Mae Katt, a nurse practitioner who works with Aboriginal patients in northern Ontario, says “people are using the pain medication to escape something that happened in their lives.” At a high school in Thunder Bay where she worked, Katt says 43 per cent of the students were regularly using opioids. Aboriginal youth have “been living in an environment where there’s been 20 years of a youth suicide crisis,” she adds. “They have also been overtaken by an environment of opium saturation.”

Katt says the students are often surrounded by parents and teachers who use drugs. Her team started the first Canadian high school Suboxone program in 2011 and has treated 63 kids so far. (Suboxone, which contains buprenorphine and naloxone helps opiate-dependent people feel normal without using painkillers or heroin.) The students remain in school and can spend time with elders and participate in sports.

Wesley-Esquimaux says working with communities to develop their own solutions can replace opioids as healing tools. It can also help to address underlying trauma through positive reinforcement. Similar initiatives have worked for suicide prevention: following a spate of suicides between 1994 and 1998 in Igloolik, Nunavut, young people responded by starting a local crisis helpline and producing videos on suicide prevention.
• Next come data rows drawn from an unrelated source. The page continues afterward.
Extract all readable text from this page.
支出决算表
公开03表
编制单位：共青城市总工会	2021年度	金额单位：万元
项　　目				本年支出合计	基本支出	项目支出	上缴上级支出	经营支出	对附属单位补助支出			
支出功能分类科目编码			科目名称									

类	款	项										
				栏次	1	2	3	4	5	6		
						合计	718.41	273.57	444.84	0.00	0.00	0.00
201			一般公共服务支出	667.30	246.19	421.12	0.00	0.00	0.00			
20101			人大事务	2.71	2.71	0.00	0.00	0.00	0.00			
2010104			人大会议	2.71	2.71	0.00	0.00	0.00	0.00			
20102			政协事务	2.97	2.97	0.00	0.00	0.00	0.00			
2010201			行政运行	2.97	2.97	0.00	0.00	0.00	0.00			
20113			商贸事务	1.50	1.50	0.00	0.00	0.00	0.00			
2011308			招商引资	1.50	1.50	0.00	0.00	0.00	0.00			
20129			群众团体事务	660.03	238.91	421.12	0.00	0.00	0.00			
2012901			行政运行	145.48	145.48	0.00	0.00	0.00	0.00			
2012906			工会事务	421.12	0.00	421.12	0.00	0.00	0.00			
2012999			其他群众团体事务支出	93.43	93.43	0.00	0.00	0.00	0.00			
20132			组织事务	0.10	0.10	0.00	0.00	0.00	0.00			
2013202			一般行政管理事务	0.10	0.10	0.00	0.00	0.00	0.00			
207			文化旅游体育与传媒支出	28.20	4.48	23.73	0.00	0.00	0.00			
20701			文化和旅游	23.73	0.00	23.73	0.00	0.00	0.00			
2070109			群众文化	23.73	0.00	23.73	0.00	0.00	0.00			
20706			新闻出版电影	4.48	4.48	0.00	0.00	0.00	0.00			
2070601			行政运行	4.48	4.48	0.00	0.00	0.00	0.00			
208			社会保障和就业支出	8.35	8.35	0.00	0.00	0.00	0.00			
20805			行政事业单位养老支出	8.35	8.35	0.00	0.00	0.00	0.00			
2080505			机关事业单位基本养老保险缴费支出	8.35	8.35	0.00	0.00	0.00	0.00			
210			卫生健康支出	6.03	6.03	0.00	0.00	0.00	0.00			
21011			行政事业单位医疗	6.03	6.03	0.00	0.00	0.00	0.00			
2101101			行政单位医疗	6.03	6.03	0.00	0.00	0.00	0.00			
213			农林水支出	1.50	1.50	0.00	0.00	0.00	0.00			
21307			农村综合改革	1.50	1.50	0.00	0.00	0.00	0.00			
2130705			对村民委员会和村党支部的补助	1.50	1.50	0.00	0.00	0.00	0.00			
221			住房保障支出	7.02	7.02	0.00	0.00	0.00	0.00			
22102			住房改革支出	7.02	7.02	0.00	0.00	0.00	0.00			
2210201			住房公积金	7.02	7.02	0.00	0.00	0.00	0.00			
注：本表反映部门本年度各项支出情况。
“Instead of focusing on the pain, we need to fix the trauma,” Crowshoe says. That can be done through community initiatives, such as traditional smudging ceremonies (in which smoke from sage or tobacco is used to clear “negative energy”) or talking groups. But, Crowshoe cautions, doctors should not be the ones imposing them.

Sahil Gupta is a physician and a Munk fellow in global journalism at the University of Toronto.